When you're providing links to different sections

Always use index.html

If I had a file named index.html inside of a folder named butterscotch, I could view it on the web by visiting example.com/butterscotch/.

If I had a file named web.html inside of a folder named butterscortch, I would have to visit example.com/butterscotch/web.html.

The first one is way nicer, right? Right! So be sure to always name files index.html and put them in nicely-named directories.

Note that if you're looking at your site on your computer, your computer won't automatically show you index.html. It only works on the web!

(Well technically it isn't necessarily true but by default it is)

Going "into" a folder

Maybe you're on the front page of example.com and want to link into a story at example.com/curry-rice. It's pretty simple!

<a href="curry-rice">A story about curry rice</a>

When you don't include an https://... or a / at the front of your href=, it just adds it on to the existing URL.

Danger

Note that if you're already at example.com/curry-rice, though, it will send you to example.com/curry-rice/curry-rice.

Going "up" a folder

Maybe you're at example.com/butterscotch/ and want to link back up to example.com. You have three options!

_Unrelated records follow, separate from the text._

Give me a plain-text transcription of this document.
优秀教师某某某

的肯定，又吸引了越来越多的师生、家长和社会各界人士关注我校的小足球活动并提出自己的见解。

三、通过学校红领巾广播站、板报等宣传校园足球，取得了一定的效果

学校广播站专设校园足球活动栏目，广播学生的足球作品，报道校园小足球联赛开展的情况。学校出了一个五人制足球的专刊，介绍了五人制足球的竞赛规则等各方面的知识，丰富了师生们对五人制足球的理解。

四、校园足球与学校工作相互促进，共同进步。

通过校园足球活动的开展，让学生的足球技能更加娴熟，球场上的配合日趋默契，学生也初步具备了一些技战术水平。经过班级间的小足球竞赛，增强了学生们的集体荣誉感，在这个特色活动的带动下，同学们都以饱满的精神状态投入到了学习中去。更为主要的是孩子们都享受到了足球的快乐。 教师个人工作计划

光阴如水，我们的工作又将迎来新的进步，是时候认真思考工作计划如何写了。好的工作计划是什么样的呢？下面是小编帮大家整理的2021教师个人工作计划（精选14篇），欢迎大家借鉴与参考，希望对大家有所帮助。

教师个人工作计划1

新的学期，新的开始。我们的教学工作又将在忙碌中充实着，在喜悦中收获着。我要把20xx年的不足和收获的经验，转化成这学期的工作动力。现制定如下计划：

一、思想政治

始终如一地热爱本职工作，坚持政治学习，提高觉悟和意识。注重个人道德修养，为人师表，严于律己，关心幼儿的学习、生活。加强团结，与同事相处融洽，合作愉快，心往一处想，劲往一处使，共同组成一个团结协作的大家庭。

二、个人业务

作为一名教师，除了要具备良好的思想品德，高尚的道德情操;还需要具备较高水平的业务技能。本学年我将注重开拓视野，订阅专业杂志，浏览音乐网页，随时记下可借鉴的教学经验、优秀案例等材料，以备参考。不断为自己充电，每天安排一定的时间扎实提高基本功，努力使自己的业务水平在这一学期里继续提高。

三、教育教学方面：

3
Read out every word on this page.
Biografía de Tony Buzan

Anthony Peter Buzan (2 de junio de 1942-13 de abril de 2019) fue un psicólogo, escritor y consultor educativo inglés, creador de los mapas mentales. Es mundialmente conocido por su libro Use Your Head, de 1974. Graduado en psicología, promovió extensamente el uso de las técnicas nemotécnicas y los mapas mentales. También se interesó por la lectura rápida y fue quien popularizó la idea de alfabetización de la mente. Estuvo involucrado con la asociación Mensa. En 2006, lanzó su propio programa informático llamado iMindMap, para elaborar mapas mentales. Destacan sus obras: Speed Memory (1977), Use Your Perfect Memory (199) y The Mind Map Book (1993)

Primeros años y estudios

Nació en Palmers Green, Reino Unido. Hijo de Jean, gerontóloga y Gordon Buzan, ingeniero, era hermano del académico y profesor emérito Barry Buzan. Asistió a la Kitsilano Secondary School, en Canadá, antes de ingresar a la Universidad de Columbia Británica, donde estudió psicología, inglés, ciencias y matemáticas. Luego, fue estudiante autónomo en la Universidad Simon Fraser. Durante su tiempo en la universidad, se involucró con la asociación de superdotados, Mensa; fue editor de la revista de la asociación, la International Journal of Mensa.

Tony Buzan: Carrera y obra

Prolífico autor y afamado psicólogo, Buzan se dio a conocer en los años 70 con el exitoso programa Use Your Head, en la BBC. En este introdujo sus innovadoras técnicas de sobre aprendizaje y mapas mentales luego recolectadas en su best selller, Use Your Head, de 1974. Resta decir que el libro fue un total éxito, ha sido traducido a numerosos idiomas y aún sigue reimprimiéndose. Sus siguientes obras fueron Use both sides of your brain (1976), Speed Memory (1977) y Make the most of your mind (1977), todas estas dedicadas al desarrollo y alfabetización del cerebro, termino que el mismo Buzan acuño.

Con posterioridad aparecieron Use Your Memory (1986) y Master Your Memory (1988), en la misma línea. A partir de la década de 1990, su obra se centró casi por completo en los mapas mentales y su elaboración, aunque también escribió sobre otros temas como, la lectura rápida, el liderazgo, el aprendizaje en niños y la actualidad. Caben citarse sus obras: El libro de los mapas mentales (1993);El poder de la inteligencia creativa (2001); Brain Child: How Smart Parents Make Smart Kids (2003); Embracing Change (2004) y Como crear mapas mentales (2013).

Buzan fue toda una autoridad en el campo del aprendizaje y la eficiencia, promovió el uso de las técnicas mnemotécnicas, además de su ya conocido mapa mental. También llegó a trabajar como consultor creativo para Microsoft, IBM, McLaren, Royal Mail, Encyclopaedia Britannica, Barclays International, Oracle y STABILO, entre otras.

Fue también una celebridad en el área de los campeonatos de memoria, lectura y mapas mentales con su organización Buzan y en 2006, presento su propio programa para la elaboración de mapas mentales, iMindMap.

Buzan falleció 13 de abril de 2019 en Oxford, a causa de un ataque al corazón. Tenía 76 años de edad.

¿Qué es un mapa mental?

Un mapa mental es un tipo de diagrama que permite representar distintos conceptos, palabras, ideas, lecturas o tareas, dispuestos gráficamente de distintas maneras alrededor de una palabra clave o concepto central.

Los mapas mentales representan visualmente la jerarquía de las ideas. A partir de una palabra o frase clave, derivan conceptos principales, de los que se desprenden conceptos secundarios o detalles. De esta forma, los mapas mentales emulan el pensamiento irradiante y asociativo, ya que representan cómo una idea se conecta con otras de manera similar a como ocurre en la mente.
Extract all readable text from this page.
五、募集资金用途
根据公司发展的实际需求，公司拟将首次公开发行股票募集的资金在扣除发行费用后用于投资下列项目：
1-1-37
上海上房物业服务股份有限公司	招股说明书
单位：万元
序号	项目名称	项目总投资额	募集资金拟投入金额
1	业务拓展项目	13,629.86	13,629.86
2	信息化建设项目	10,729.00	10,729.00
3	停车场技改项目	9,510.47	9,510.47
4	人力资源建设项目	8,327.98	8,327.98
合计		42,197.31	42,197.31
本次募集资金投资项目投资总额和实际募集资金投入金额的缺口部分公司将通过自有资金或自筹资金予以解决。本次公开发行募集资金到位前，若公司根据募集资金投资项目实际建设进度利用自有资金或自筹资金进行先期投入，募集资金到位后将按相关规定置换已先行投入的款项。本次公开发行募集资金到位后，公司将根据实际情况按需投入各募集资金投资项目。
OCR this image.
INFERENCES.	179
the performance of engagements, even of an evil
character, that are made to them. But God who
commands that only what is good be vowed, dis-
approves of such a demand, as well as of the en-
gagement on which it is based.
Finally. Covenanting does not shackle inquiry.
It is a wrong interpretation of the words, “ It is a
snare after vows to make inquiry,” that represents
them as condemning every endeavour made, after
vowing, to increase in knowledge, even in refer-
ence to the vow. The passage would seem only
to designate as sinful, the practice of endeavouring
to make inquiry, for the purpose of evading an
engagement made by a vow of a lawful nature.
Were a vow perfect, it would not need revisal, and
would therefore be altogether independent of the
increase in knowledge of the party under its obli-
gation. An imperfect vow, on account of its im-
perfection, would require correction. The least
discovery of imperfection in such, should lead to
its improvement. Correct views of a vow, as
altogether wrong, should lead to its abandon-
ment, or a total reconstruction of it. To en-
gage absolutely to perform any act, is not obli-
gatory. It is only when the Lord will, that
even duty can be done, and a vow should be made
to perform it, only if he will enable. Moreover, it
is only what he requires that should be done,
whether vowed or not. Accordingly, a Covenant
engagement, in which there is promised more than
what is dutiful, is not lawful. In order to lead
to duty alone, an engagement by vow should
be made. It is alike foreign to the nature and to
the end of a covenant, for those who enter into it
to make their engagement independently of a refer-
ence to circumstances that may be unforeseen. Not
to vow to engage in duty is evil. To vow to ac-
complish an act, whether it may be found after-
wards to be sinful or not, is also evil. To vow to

Method one: Direct linking

The first method is linking directly to the URL, which looks like this:

<a href="https://example.com">Go back to the main page</a>

Even if you moved this link to example2.com or example.com/leek-soup you'd still end up at the same place.

Method two: Absolute paths

The second method is

<a href="/">Go back to the main page</a>

This kind of link will always go to the "root" or "top" of whatever domain you're on. So if you're on example.com/butterscotch it would go to example.com/, but if you changed the domain and path to cats.org/paper-bags it would go to cats.org.

It also works if your link points to a specific subdirectory:

<a href="/about/">About me</a>

No matter where you are on the website or what the domain it, this link will always send you to domain.com/about/. These kinds of links are useful if you have a template that could go anywhere on a site.

Method three: Relative paths

The final method is a relative path, which has to go "up" a single directory.

<a href="..">Up a directory</a>

If you're at example.com/butterscotch/ this would send you do example.com/. If you were at example.com/pies/cherry/ it would send you to example.com/pies/.

This is useful if your website is hosted in a subdirectory somewhere, like example.com/mysite, and you don't want to add /mysite/ to every single link.